Cleveland Clinic and The MetroHealth System said employees — “mostly nurses” — who were aboard Vinson’s Friday flight from Dallas to Ohio were placed on paid leave and were being monitored but stressed there was little to no risk they had been infected. "The decision to put those nurses on paid leave really has to do with decreasing anxiety," said Dr. Jennifer Hanrahan, chair of the infection control committee at MetroHealth. "They are not at any risk, and I certainly wouldn't have sent them home to their children and their families if I thought there was any potential risk they would be infected.

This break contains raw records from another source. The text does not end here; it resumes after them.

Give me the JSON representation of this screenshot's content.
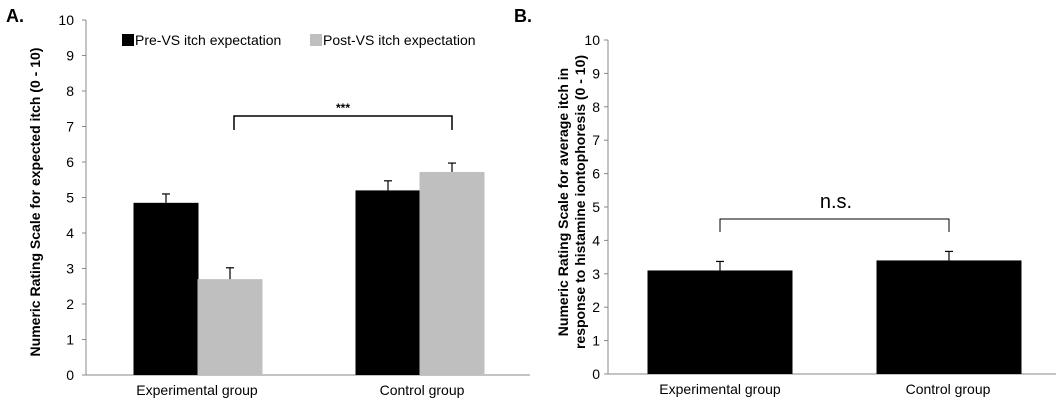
{
  "chart_data": [
    {
      "type": "bar",
      "panel": "A.",
      "ylabel": "Numeric Rating Scale for expected itch (0 - 10)",
      "xlabel": "",
      "ylim": [
        0,
        10
      ],
      "yticks": [
        "0",
        "1",
        "2",
        "3",
        "4",
        "5",
        "6",
        "7",
        "8",
        "9",
        "10"
      ],
      "categories": [
        "Experimental group",
        "Control group"
      ],
      "series": [
        {
          "name": "Pre-VS itch expectation",
          "color": "#000000",
          "values": [
            4.85,
            5.2
          ],
          "errors": [
            0.25,
            0.27
          ]
        },
        {
          "name": "Post-VS itch expectation",
          "color": "#bfbfbf",
          "values": [
            2.7,
            5.72
          ],
          "errors": [
            0.32,
            0.25
          ]
        }
      ],
      "significance": "***",
      "legend": "top-left",
      "grid": false
    },
    {
      "type": "bar",
      "panel": "B.",
      "ylabel_line1": "Numeric Rating Scale for average itch in",
      "ylabel_line2": "response to histamine iontophoresis (0 - 10)",
      "xlabel": "",
      "ylim": [
        0,
        10
      ],
      "yticks": [
        "0",
        "1",
        "2",
        "3",
        "4",
        "5",
        "6",
        "7",
        "8",
        "9",
        "10"
      ],
      "categories": [
        "Experimental group",
        "Control group"
      ],
      "series": [
        {
          "color": "#000000",
          "values": [
            3.1,
            3.4
          ],
          "errors": [
            0.27,
            0.27
          ]
        }
      ],
      "significance": "n.s.",
      "grid": false
    }
  ]
}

A teacher who may have come into contact with Vinson was ordered to stay home and her elementary school, Cranwood, was “thoroughly cleaned with a bleach-based cleaning solution according to guidelines provided by the Center for Disease Control,” Cleveland Metropolitan School District said. Meanwhile, Solon Middle School and Parkside Elementary School — a few miles southeast of Cleveland — were ordered closed Thursday after a middle school worker “traveled home from Dallas on Frontier Airlines Tuesday on a different flight, but perhaps the same aircraft” as Vinson, officials said.
Health officials stressed that because Vinson did not have any symptoms when she flew to Ohio, she was not contagious at that time and those she interacted with could not have contracted the virus. She had a low-grade fever when she flew back to Texas but Hanrahan said "even being right next to the person during that flight would not be considered a risk at this point."